На рыбачьей тропе (Рассказы о природе) - Носов Евгений Валентинович (книги без сокращений .TXT) 📗
Коршун, увертываясь от удара, тяжело, неуклюже взмахивает крыльями, сбивается с круга. Преследователи делают крутой вираж и снова устремляются на хищника. И только теперь по угловатым крыльям и тому особенному, устрашающему шелесту я узнаю в этих отважных летунах чибисов.

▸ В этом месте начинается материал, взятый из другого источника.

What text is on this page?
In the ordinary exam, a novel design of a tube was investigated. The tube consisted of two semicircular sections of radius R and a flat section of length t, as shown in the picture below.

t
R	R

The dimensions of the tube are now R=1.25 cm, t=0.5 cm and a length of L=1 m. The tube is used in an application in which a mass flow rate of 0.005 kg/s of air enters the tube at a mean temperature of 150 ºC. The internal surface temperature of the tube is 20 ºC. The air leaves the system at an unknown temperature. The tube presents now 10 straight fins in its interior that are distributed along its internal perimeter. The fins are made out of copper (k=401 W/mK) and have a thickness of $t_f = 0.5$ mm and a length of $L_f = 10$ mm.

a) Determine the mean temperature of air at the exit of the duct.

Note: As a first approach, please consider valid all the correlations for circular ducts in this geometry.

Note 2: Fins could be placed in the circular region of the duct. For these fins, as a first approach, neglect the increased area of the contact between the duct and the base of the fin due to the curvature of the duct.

Отчаянными лобовыми атаками чибисы все дальше и дальше оттесняют коршуна, и, когда тот отлетает достаточно далеко, обе птицы оставляют преследование и идут на посадку.
Но тотчас на смену им с болотных "аэродромов" поднялась новая серо-серебристая двойка. Хищник лавирует, круто взмывает вверх, бросается вниз, но чибисы быстро перехватывают коршуна и гонят, гонят прочь от своих гнезд. А там уже мчится еще одна пара... Я уже не могу разглядеть очертаний. В синем небе видны лишь две белые точки, стремительно поднимающиеся наперерез черному пятну.
- Ну что, отбой? - с облегчением говорю я.
Кулик издает тонкий свист и смотрит на меня черным, все еще перепуганным глазом.
Рядом, в куге, осторожно тенькает камышевка. Где-то снова начинают полоскаться утята. Слышно, как дробно чавкают в тине их плоские клювики.
Кулик подпрыгивает на своих тонких ходульках и бежит досчитывать следы.
Скверная это штука - непрошеный гость в небе!
ЧИРКИ
Березовские дворики - ничем не примечательная деревушка. Ни садов в ней, ни палисадни-ков, ни березки, ни даже простой ракиты не встретишь. Стояла она на тощем песчаном косогоре.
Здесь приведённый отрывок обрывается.